Mais qui est ce Juan Valdez ?

Pour atteindre cette qualité de café reconnue dans le monde entier, les cafeteros se sont organisés dès 1927 à travers la Federación Nacional de Cafeteros de Colombia (Fedecafé). Cette institution agit comme une dénomination d'origine contrôlée, en fixant des normes strictes de production. Mais son rôle ne se limite pas à cela. Elle a financé la construction de voiries et de ponts, l’électrification des milieux ruraux et des programmes de santé et d’éducation, ainsi que l’introduction des nouvelles techniques de production. Via le Fondo Nacional del Café, la Fédération achète tous les jours le café des producteurs à travers une quarantaine de coopératives et des centaines de points d'achat. Fedecafé stocke, puis exporte les sacs de grains. Elle réalise aussi des recherches de nouvelles variétés plus résistantes et mène toute une stratégie marketing pour promouvoir le café national. C'est ainsi qu'est né un certain Juan Valdez, en 1959. Ce personnage imaginaire incarne l'image du caféiculteur colombien, souriant, humble et courageux. Doté d'une moustache généreuse, vêtu d'un poncho et d'un beau sombrero, il est toujours accompagné de sa mule Conchita. Trois personnes se sont relayées pour endosser le rôle de ce caféiculteur colombien typique. Depuis 2006, après un gros casting, c'est un certain Carlos Castañeda, bon père de famille originaire de la petite ville d'Andes, qui représente en chair et en os Juan Valdez sur les spots publicitaires et les salons internationaux. Juan Valdez, c'est aussi une marque et une chaîne de cafés (Juan Valdez café) qui concurrence fièrement l'enseigne gringa Starbucks, arrivée en Colombie en 2014.
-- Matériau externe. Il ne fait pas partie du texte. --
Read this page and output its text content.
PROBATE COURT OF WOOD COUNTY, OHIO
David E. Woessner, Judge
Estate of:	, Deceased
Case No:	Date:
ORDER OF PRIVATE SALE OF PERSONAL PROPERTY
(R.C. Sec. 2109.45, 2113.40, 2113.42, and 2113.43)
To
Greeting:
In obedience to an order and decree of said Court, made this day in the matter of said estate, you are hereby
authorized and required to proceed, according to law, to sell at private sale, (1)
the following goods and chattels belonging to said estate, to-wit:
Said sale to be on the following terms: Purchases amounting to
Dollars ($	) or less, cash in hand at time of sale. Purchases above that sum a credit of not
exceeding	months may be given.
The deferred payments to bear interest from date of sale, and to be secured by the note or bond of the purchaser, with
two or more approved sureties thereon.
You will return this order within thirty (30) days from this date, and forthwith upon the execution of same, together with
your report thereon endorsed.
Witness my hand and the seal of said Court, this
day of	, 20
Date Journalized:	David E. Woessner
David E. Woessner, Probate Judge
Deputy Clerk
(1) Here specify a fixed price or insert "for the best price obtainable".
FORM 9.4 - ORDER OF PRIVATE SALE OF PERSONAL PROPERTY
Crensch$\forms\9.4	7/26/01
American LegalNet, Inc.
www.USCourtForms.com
De la graine à la tasse, toute une expérience

A moins d'éviter les montagnes, difficile de ne pas passer à côté d'une finca cafetera ! Beaucoup de cultivateurs ont fait le choix de s'ouvrir au tourisme, proposant des visites guidées de leurs plantations, avec parfois logement et repas sur place. L'Eje Cafetero (le Triangle du Café, qui réunit essentiellement les départements de Caldas, Risaralda, Quindío) est populaire pour réaliser cette activité agrotouristique, vers Manizales, Salento, Pijao... mais on peut aussi visiter des fincas dans le Huila, en Antioquia, dans le Santander, ou même à Minca, dans la Sierra Nevada de Santa Marta. L'expérience est plus ou moins authentique selon l'endroit. Privilégiez les petites exploitations, pour un process plus artisanal et un rapport direct avec le caféiculteur. On assiste à la cueillette, à la main, des cerises de cafés quand elles sont mûres (rouges). Après séchage (ou alors lavage et fermentation), les grains sont débarrassés de leur pulpe, lavés, triés à la main et à la machine, puis exposés et retournés au soleil environ 3 jours afin de sécher. Les dernières impuretés retirées, les grains remplissent de grands sacs de 60 kg, avec ou sans torréfaction préalable. Si vous ne pouvez vous arrêter dans une finca, offrez-vous au moins une dégustation (catación) de cafés auprès d'un barista. Les cafés spécialisés se développent un peu partout, et c'est tant mieux pour les Colombiens qui peuvent ainsi apprécier leur café à sa juste valeur !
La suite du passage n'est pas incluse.